Obama looks past Republicans in promoting his 2015 agenda

HONOLULU — President Barack Obama plans new steps to help middle-income Americans, part of a 2015 agenda he hopes can build on the postelection momentum from high-profile moves on immigration and Cuba.

His approach for the new year appears to look straight past newly emboldened Republicans who take full control of Congress on Tuesday.

Fresh from a two-week Hawaiian vacation, the president was readying executive actions and legislative proposals to start promoting right away while advisers and speechwriters flesh out the broad themes that Obama wants to emphasis in his State of the Union policy address on Jan. 20. It will be his sixth since taking office, but his first before a Congress entirely in Republican hands.

In a sign of their divergent paths, Obama was heading out of Washington on Wednesday just as the new Congress was settling in. He plans stops in Michigan, Arizona and Tennessee aimed at highlighting how his own economic policies were contributing to the country's recovery.

Obama, expected back in Washington on Sunday, has appeared energized by the end-of-the-year action on immigration policy and Cuban relations, suggesting continued presidential relevance despite a political landscape dramatically altered by deep Democratic losses in the November elections.

Since the November election setback, the key question has been whether Obama will lean in or away from compromise with Republicans in his final two years. Of the issues the White House said Obama will emphasize in the coming weeks, none was among the few areas that both Democrats and Republicans have cited as ripe for deal-making — trade, taxes, and public works.

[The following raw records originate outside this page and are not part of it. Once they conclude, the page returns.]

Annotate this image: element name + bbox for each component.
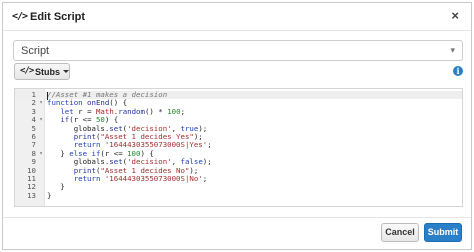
stubs-label: Stubs — [35, 67, 61, 77]
cancel-button[interactable]: Cancel — [381, 223, 419, 242]
code-icon: </> — [20, 66, 34, 76]
code-token: '1644430355073000S|No' — [104, 174, 203, 183]
dialog-header: </> Edit Script × — [3, 3, 471, 31]
dialog-title: Edit Script — [30, 11, 86, 23]
code-editor[interactable]: 1//Asset #1 makes a decision 2 ▾ function o… — [14, 88, 463, 207]
code-token: () * — [144, 106, 168, 116]
close-icon[interactable]: × — [451, 8, 459, 23]
chevron-down-icon: ▾ — [450, 45, 455, 55]
code-token: ); — [202, 157, 212, 167]
submit-button[interactable]: Submit — [424, 223, 462, 242]
script-type-select[interactable]: Script ▾ — [13, 40, 463, 61]
info-icon[interactable]: i — [453, 66, 463, 76]
code-text: } — [47, 190, 52, 200]
code-token: random — [118, 106, 145, 116]
code-text: return '1644430355073000S|No'; — [47, 174, 208, 183]
code-token: ; — [180, 106, 186, 116]
code-line[interactable]: 13} — [15, 190, 462, 200]
dialog-footer: Cancel Submit — [3, 217, 471, 251]
code-line[interactable]: 12 } — [15, 182, 462, 191]
code-token: ; — [202, 174, 208, 183]
fold-toggle-icon[interactable]: ▾ — [38, 116, 44, 124]
edit-script-dialog: </> Edit Script × Script ▾ </> Stubs i 1… — [2, 2, 472, 250]
caret-down-icon — [63, 70, 69, 73]
code-token: ; — [207, 140, 212, 150]
stubs-button[interactable]: </> Stubs — [14, 63, 70, 80]
script-type-value: Script — [21, 45, 50, 57]
code-token: } — [47, 190, 52, 200]
code-token: 100 — [167, 106, 181, 116]
code-token: return — [73, 174, 105, 183]
fold-toggle-icon[interactable]: ▾ — [38, 99, 44, 107]
code-icon: </> — [12, 11, 28, 22]
line-number: 13 — [27, 190, 36, 200]
fold-toggle-icon[interactable]: ▾ — [38, 150, 44, 158]
code-line[interactable]: 11 return '1644430355073000S|No'; — [15, 174, 462, 183]
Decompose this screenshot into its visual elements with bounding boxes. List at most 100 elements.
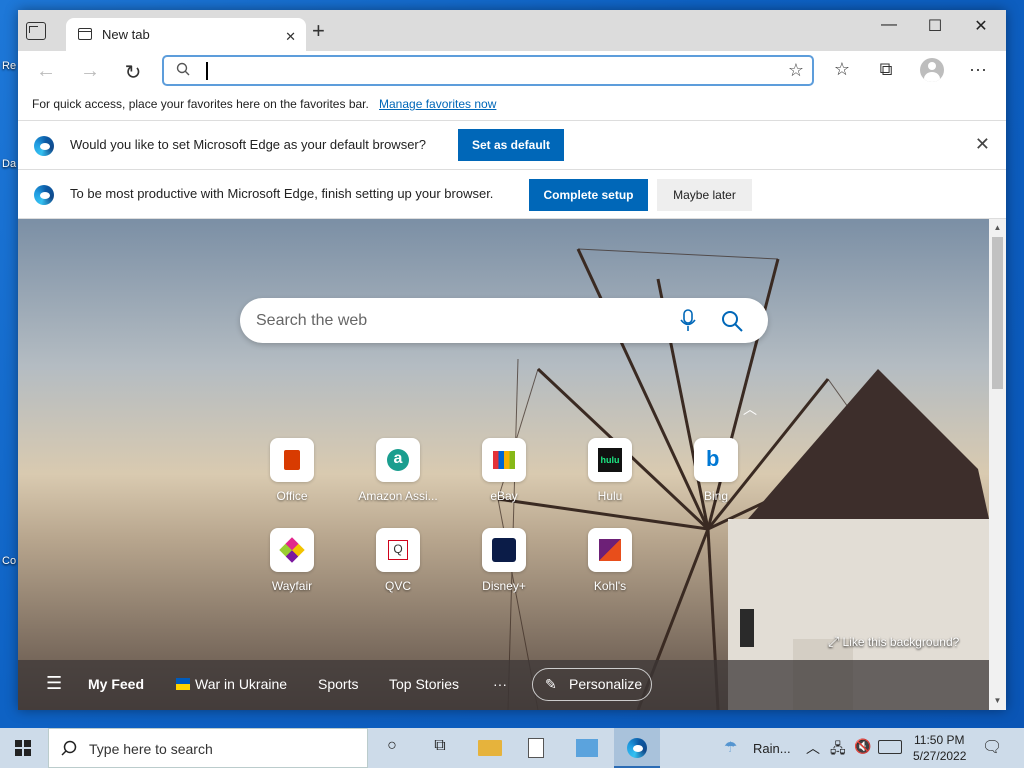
scroll-up-icon[interactable]: ▲: [989, 223, 1006, 232]
toolbar: ← → ↻ ☆ ☆ ⧉ ···: [18, 51, 1006, 93]
tab-new-tab[interactable]: New tab ✕: [66, 18, 306, 51]
address-bar[interactable]: ☆: [162, 55, 814, 86]
office-icon: [270, 438, 314, 482]
default-browser-bar: Would you like to set Microsoft Edge as …: [18, 121, 1006, 170]
quick-link-label: QVC: [384, 579, 411, 593]
keyboard-icon[interactable]: [878, 740, 902, 754]
file-explorer-icon[interactable]: [478, 740, 502, 756]
bing-icon: b: [694, 438, 738, 482]
favorites-bar: For quick access, place your favorites h…: [18, 93, 1006, 121]
scroll-thumb[interactable]: [992, 237, 1003, 389]
volume-muted-icon[interactable]: 🔇: [854, 738, 871, 755]
new-tab-button[interactable]: +: [312, 20, 325, 42]
edge-window: New tab ✕ + — ☐ ✕ ← → ↻ ☆ ☆ ⧉ ··· For qu…: [18, 10, 1006, 710]
notifications-icon[interactable]: 🗨: [982, 737, 1002, 757]
pencil-icon: ✎: [545, 676, 557, 692]
tab-bar: New tab ✕ + — ☐ ✕: [18, 10, 1006, 51]
quick-link-kohls[interactable]: Kohl's: [565, 528, 655, 593]
clock-time[interactable]: 11:50 PM: [914, 733, 964, 747]
amazon-assistant-icon: a: [376, 438, 420, 482]
menu-icon[interactable]: ☰: [46, 673, 62, 694]
quick-link-office[interactable]: Office: [247, 438, 337, 503]
quick-link-wayfair[interactable]: Wayfair: [247, 528, 337, 593]
show-hidden-icons-icon[interactable]: ︿: [806, 738, 820, 758]
page-scrollbar[interactable]: ▲ ▼: [989, 219, 1006, 710]
weather-icon[interactable]: ☂: [724, 738, 737, 756]
more-tabs-icon[interactable]: ···: [493, 676, 507, 692]
feed-tab-sports[interactable]: Sports: [318, 676, 358, 692]
maybe-later-button[interactable]: Maybe later: [657, 179, 752, 211]
back-icon[interactable]: ←: [32, 60, 60, 83]
like-background-button[interactable]: ⤢ Like this background?: [828, 633, 959, 650]
more-options-icon[interactable]: ···: [964, 59, 992, 80]
new-tab-icon: [78, 28, 92, 40]
personalize-button[interactable]: ✎ Personalize: [532, 668, 652, 701]
quick-link-bing[interactable]: b Bing: [671, 438, 761, 503]
quick-link-label: Amazon Assi...: [358, 489, 438, 503]
quick-link-ebay[interactable]: eBay: [459, 438, 549, 503]
add-favorite-icon[interactable]: ☆: [788, 60, 804, 81]
like-background-text: Like this background?: [842, 635, 960, 649]
task-view-icon[interactable]: ⧉: [428, 737, 452, 759]
network-icon[interactable]: 🖧: [830, 738, 846, 762]
cortana-icon[interactable]: ○: [380, 737, 404, 759]
text-cursor: [206, 62, 208, 80]
hulu-icon: hulu: [588, 438, 632, 482]
quick-link-qvc[interactable]: Q QVC: [353, 528, 443, 593]
forward-icon[interactable]: →: [76, 60, 104, 83]
edge-logo-icon: [627, 738, 647, 758]
taskbar-edge-button[interactable]: [614, 728, 660, 768]
close-icon[interactable]: ✕: [975, 134, 990, 155]
disney-plus-icon: [482, 528, 526, 572]
quick-link-label: Kohl's: [593, 579, 627, 593]
microphone-icon[interactable]: [680, 309, 696, 333]
desktop-icon-label[interactable]: Re: [2, 60, 16, 72]
expand-icon: ⤢: [828, 633, 840, 649]
quick-link-hulu[interactable]: hulu Hulu: [565, 438, 655, 503]
close-window-button[interactable]: ✕: [958, 16, 1004, 36]
control-panel-icon[interactable]: [576, 739, 598, 757]
weather-text[interactable]: Rain...: [753, 741, 791, 756]
search-icon: [176, 62, 190, 76]
quick-link-label: Bing: [703, 489, 729, 503]
profile-avatar[interactable]: [920, 58, 944, 82]
notepad-icon[interactable]: [528, 738, 544, 758]
maximize-button[interactable]: ☐: [912, 16, 958, 36]
tab-actions-icon[interactable]: [26, 22, 46, 40]
set-as-default-button[interactable]: Set as default: [458, 129, 564, 161]
favorites-icon[interactable]: ☆: [828, 59, 856, 80]
clock-date[interactable]: 5/27/2022: [913, 749, 966, 763]
new-tab-page: Search the web ︿ Office a Amazon Assi...…: [18, 219, 989, 710]
complete-setup-button[interactable]: Complete setup: [529, 179, 648, 211]
web-search-box[interactable]: Search the web: [240, 298, 768, 343]
collections-icon[interactable]: ⧉: [872, 59, 900, 80]
taskbar: Type here to search ○ ⧉ ☂ Rain... ︿ 🖧 🔇 …: [0, 728, 1024, 768]
scroll-down-icon[interactable]: ▼: [989, 696, 1006, 705]
close-tab-icon[interactable]: ✕: [285, 28, 296, 46]
qvc-icon: Q: [376, 528, 420, 572]
wayfair-icon: [270, 528, 314, 572]
refresh-icon[interactable]: ↻: [119, 60, 147, 85]
setup-text: To be most productive with Microsoft Edg…: [70, 186, 494, 201]
feed-tab-my-feed[interactable]: My Feed: [88, 676, 144, 692]
desktop-icon-label[interactable]: Da: [2, 158, 16, 170]
windows-start-icon[interactable]: [15, 740, 31, 756]
search-icon[interactable]: [720, 309, 744, 333]
search-placeholder: Search the web: [256, 312, 368, 329]
search-icon: [61, 740, 77, 756]
tab-title: New tab: [102, 27, 150, 42]
taskbar-search-box[interactable]: Type here to search: [48, 728, 368, 768]
feed-tab-war-in-ukraine[interactable]: War in Ukraine: [195, 676, 287, 692]
desktop-icon-label[interactable]: Co: [2, 555, 16, 567]
setup-bar: To be most productive with Microsoft Edg…: [18, 170, 1006, 219]
favorites-bar-text: For quick access, place your favorites h…: [32, 97, 369, 111]
quick-link-label: eBay: [490, 489, 518, 503]
ebay-icon: [482, 438, 526, 482]
quick-link-amazon-assistant[interactable]: a Amazon Assi...: [353, 438, 443, 503]
collapse-chevron-icon[interactable]: ︿: [743, 399, 757, 419]
quick-link-disney-plus[interactable]: Disney+: [459, 528, 549, 593]
feed-tab-top-stories[interactable]: Top Stories: [389, 676, 459, 692]
minimize-button[interactable]: —: [866, 16, 912, 34]
default-browser-text: Would you like to set Microsoft Edge as …: [70, 137, 426, 152]
manage-favorites-link[interactable]: Manage favorites now: [379, 97, 496, 111]
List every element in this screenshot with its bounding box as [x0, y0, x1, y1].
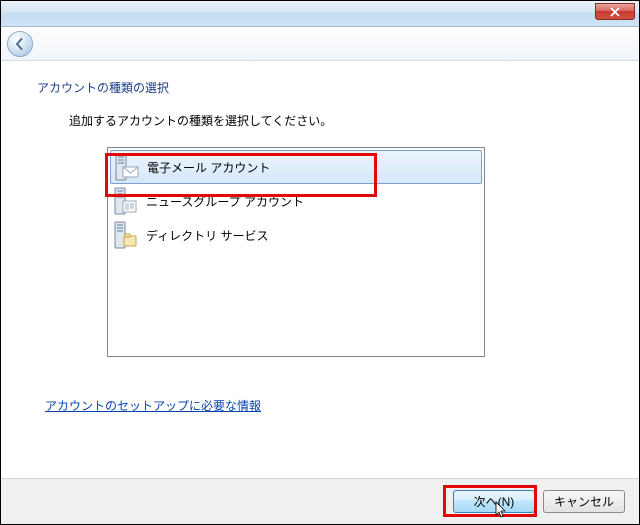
- account-type-list[interactable]: 電子メール アカウント ニュースグループ: [107, 147, 485, 357]
- navbar: [1, 27, 639, 61]
- list-item-email[interactable]: 電子メール アカウント: [110, 150, 482, 184]
- setup-info-link[interactable]: アカウントのセットアップに必要な情報: [45, 397, 261, 414]
- content-area: アカウントの種類の選択 追加するアカウントの種類を選択してください。 電子メール…: [1, 61, 639, 478]
- server-mail-icon: [113, 153, 141, 181]
- list-item-label: ニュースグループ アカウント: [146, 193, 304, 210]
- list-item-directory[interactable]: ディレクトリ サービス: [108, 218, 484, 252]
- back-button[interactable]: [7, 31, 33, 57]
- wizard-window: アカウントの種類の選択 追加するアカウントの種類を選択してください。 電子メール…: [1, 1, 639, 524]
- footer: 次へ(N) キャンセル: [1, 478, 639, 524]
- server-directory-icon: [112, 221, 140, 249]
- titlebar: [1, 1, 639, 27]
- list-item-label: 電子メール アカウント: [147, 159, 270, 176]
- next-button[interactable]: 次へ(N): [453, 490, 535, 513]
- close-icon: [610, 7, 620, 17]
- back-arrow-icon: [13, 37, 27, 51]
- list-item-newsgroup[interactable]: ニュースグループ アカウント: [108, 184, 484, 218]
- page-instruction: 追加するアカウントの種類を選択してください。: [69, 112, 603, 129]
- cancel-button[interactable]: キャンセル: [543, 490, 625, 513]
- list-item-label: ディレクトリ サービス: [146, 227, 269, 244]
- close-button[interactable]: [595, 3, 635, 20]
- page-heading: アカウントの種類の選択: [37, 79, 603, 96]
- server-news-icon: [112, 187, 140, 215]
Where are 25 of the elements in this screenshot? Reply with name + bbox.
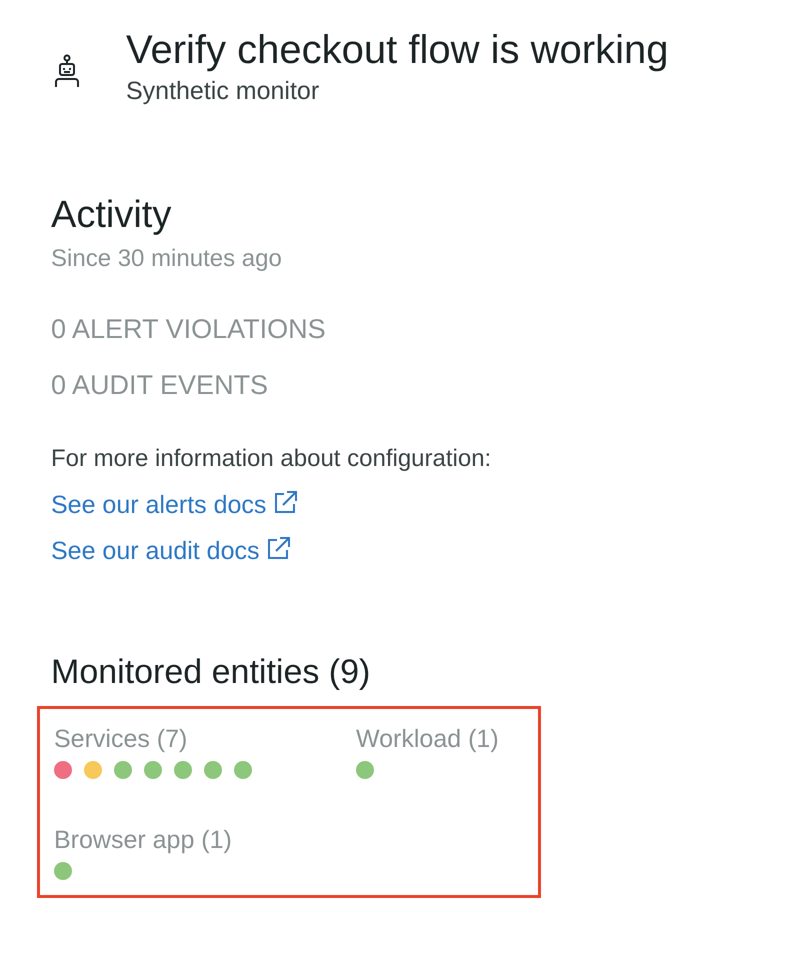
entity-group-label: Browser app (1) [54, 825, 233, 856]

An Obama spokesman, Eric Schultz, said the president would announce proposals this coming week that focus on helping middle-class Americans benefit from the economic recovery.

"There are a number of issues we could make progress on, but the president is clear that he will not let this Congress undo important protections gained — particularly in areas of health care, Wall Street reform and the environment," Schultz said.

Obama has threatened to use his veto power to block Republican attacks this year.

In Detroit on Wednesday, Obama plans to cite the return of manufacturing jobs and his decision to bail out the auto industry. In Phoenix the next day, Obama intends to showcase gains in the housing sector since the real estate crash and come out with new steps to help Americans buy a home, the White House said.

On Friday, Vice President Joe Biden will join Obama in Tennessee to discuss new ways to help more people attend college or receive job-training.

With Obama's prime-time address to the nation less than three weeks away, the White House has reached out to Democratic groups such as the Center for American Progress to solicit input, without making commitments.

Lacking a Democratic majority in the Senate to stop them, Republican lawmakers convening Tuesday intend to start chipping away on health care, immigration and the environment, displaying their power as Obama enters the last years of his presidency and the 2016 race starts to unfold.

Republican Rep. Rodney Davis said the House would start right away with jobs bills that have won the support of both parties before but never advanced in the Senate.

"If the president is willing to work with us, we'll have a real chance to address our nation's most pressing challenges," he said in the weekly Republican address.

During his vacation with his wife and daughters, Obama spent long afternoons on the beach with his girls and golfed nearly every day with friends.